M does not accept [M] | 'Correction' of proof possible?

The language $$D=\{[M]|M([M])=0\}$$ is not decidable because of the following argument:

Suppose there was a $$TM \space M_D$$ that decides $$D$$. Then if we gave $$M_D \space [M]$$, there would be two possible outcomes:

1. $$M_D([M_D])=1 \text{ (accepts)}\implies M_D \text{ does accept }M_D$$, contradiction, because then $$M_D([M_D])=0$$ must be true.

2. $$M_D([M_D])=0 \text{ (does not accept})\implies M_D \text{ does accept }M_D$$, contradiction, because then $$M_D([M_D])=1$$ must be true.

Anyways, I think most people are familiar with the proof.

My question is:

Where does the following argument fail? (I think this is important to understand other proofs where diagonalization is involved)
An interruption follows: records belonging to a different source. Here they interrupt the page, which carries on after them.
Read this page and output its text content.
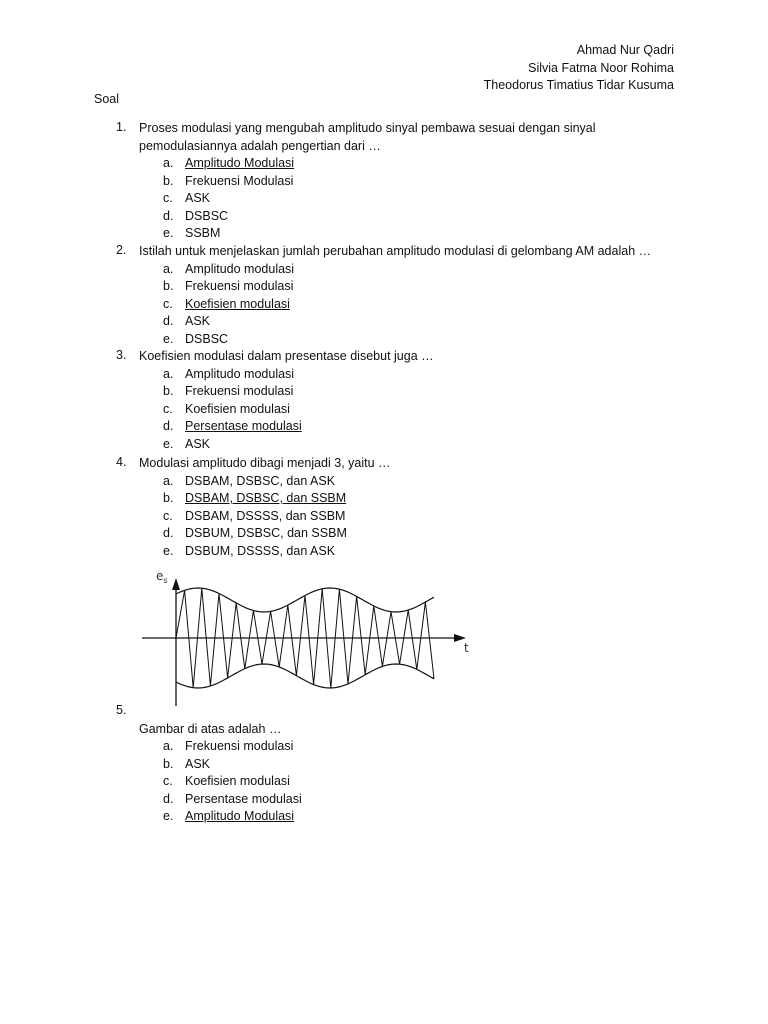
Ahmad Nur Qadri
Silvia Fatma Noor Rohima
Theodorus Timatius Tidar Kusuma
Soal
1. Proses modulasi yang mengubah amplitudo sinyal pembawa sesuai dengan sinyal pemodulasiannya adalah pengertian dari …
a. Amplitudo Modulasi
b. Frekuensi Modulasi
c. ASK
d. DSBSC
e. SSBM
2. Istilah untuk menjelaskan jumlah perubahan amplitudo modulasi di gelombang AM adalah …
a. Amplitudo modulasi
b. Frekuensi modulasi
c. Koefisien modulasi
d. ASK
e. DSBSC
3. Koefisien modulasi dalam presentase disebut juga …
a. Amplitudo modulasi
b. Frekuensi modulasi
c. Koefisien modulasi
d. Persentase modulasi
e. ASK
4. Modulasi amplitudo dibagi menjadi 3, yaitu …
a. DSBAM, DSBSC, dan ASK
b. DSBAM, DSBSC, dan SSBM
c. DSBAM, DSSSS, dan SSBM
d. DSBUM, DSBSC, dan SSBM
e. DSBUM, DSSSS, dan ASK
$e_s$
t
5.
Gambar di atas adalah …
a. Frekuensi modulasi
b. ASK
c. Koefisien modulasi
d. Persentase modulasi
e. Amplitudo Modulasi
Suppose we have a $$TM$$ $$M_D$$ that decides if another $$TM \space M$$ does not accept $$[M]$$. What if we just restrict $$M_D$$ so that it decides D for almost every other Turing Machine? So in this case we could say: $$M_D$$ does not decide for itself if $$M_D$$ accepts $$[M_D]$$, but it decides for every other Turing Machine.

Is this restriction useless because then it is possible to construct infinitely many Turing Machines for which $$M_D$$ can not decide whether they accept 'themselves'?

Even with your restriction $$D$$ is undecidable. You can still reduce the halting problem of a TM $$A$$ on a word $$x$$ to $$D$$. Construct a TM $$B$$ that simulates $$A$$ on $$x$$. If $$A$$ halts, $$B$$ accepts its input. Otherwise $$B$$ runs forever. Clearly then $$A$$ halts on $$x$$ iff $$B \not\in D$$. Note that you can always construct $$B$$ such that $$B \neq M_D$$ by performing additional, irrelevant steps.